At step 28, the subsequent selected list of query terms is then displayed in a similar manner as at the first step 21 in the form of a drop down box or the like. The user is then again in a position to select the query
term (step 22) and the cycle then continues. In particular, the next selected query term is then displayed as a continuation of the search request and that query term is then forwarded to the server which it first determines whether it completes the requested search and then adopts either steps 25 and 26 or 27 and 28 accordingly.
This cycle then continues until a search request is fully constructed. As noted above, the system 10 is able to include a free form query term which allows keywords to be included into the search request. If the user makes a free form entry, the system then performs a keyword search directly off the database 50, taking into account all the category selections and the keywords that the user has entered.

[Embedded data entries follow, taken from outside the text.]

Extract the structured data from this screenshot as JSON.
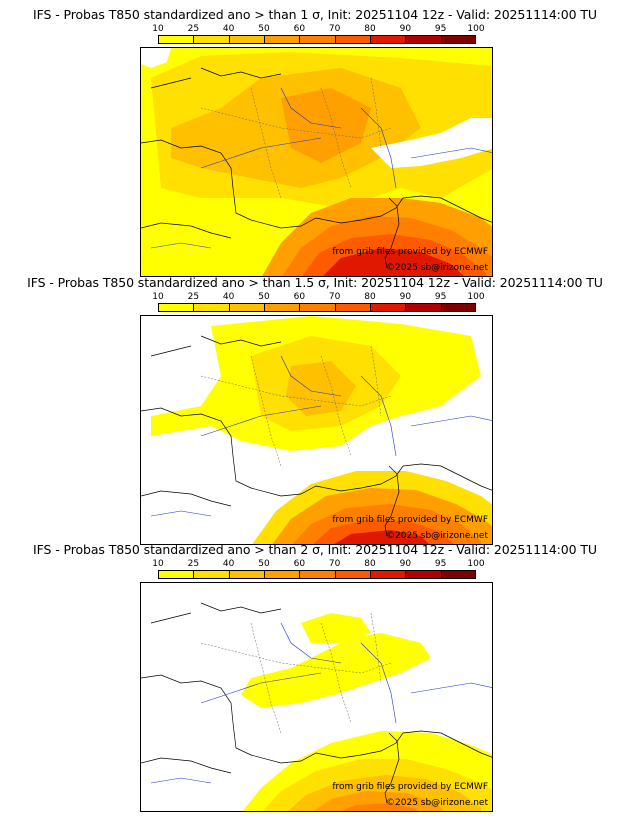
{
  "panels": [
    {
      "title": "IFS - Probas T850  standardized ano > than 1 σ, Init: 20251104 12z - Valid: 20251114:00 TU",
      "credit_source": "from grib files provided by ECMWF",
      "credit_copyright": "©2025 sb@irizone.net"
    },
    {
      "title": "IFS - Probas T850  standardized ano > than 1.5 σ, Init: 20251104 12z - Valid: 20251114:00 TU",
      "credit_source": "from grib files provided by ECMWF",
      "credit_copyright": "©2025 sb@irizone.net"
    },
    {
      "title": "IFS - Probas T850  standardized ano > than 2 σ, Init: 20251104 12z - Valid: 20251114:00 TU",
      "credit_source": "from grib files provided by ECMWF",
      "credit_copyright": "©2025 sb@irizone.net"
    }
  ],
  "colorbar": {
    "labels": [
      "10",
      "25",
      "40",
      "50",
      "60",
      "70",
      "80",
      "90",
      "95",
      "100"
    ],
    "colors": [
      "#ffff00",
      "#ffe000",
      "#ffc000",
      "#ffa000",
      "#ff8000",
      "#ff5a00",
      "#e01800",
      "#b00000",
      "#800000"
    ]
  },
  "fill_colors": {
    "none": "#ffffff",
    "p10": "#ffff00",
    "p25": "#ffe000",
    "p40": "#ffc000",
    "p50": "#ffa000",
    "p60": "#ff8000",
    "p70": "#ff5a00",
    "p80": "#e01800"
  }
}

Accordingly, the present invention allows the construction of a natural language format search request. The user is guided to select each query term sequentially in order to gradually construct a very precise natural language request with the interface continually displaying the concatenation of the already selected query terms and relevant embedded text at any point in time. The guided structure not only greatly assists the user to enter appropriate query terms for retrieving information to produce meaningful content, but it also allows the system to use a standard request structure. This is distinct from more recent natural language structures which require specific systems to analyse the content and syntax of the question and then generate appropriate query terms to interrogate the query database. Other advantages include the fact that the user merely needs to choose from a selected list of query terms at any one particular time thereby restricting user entry error potential. Further, by both guiding the user and also displaying the search request as it is being constructed, gives even inexperienced users a much greater probability of finding relevant material as compared to a free form natural language search request.
It is to be appreciated that alterations and/or modifications may be made to the parts previously described without departing from the spirit or ambit of the invention as defined in the accompanying claims.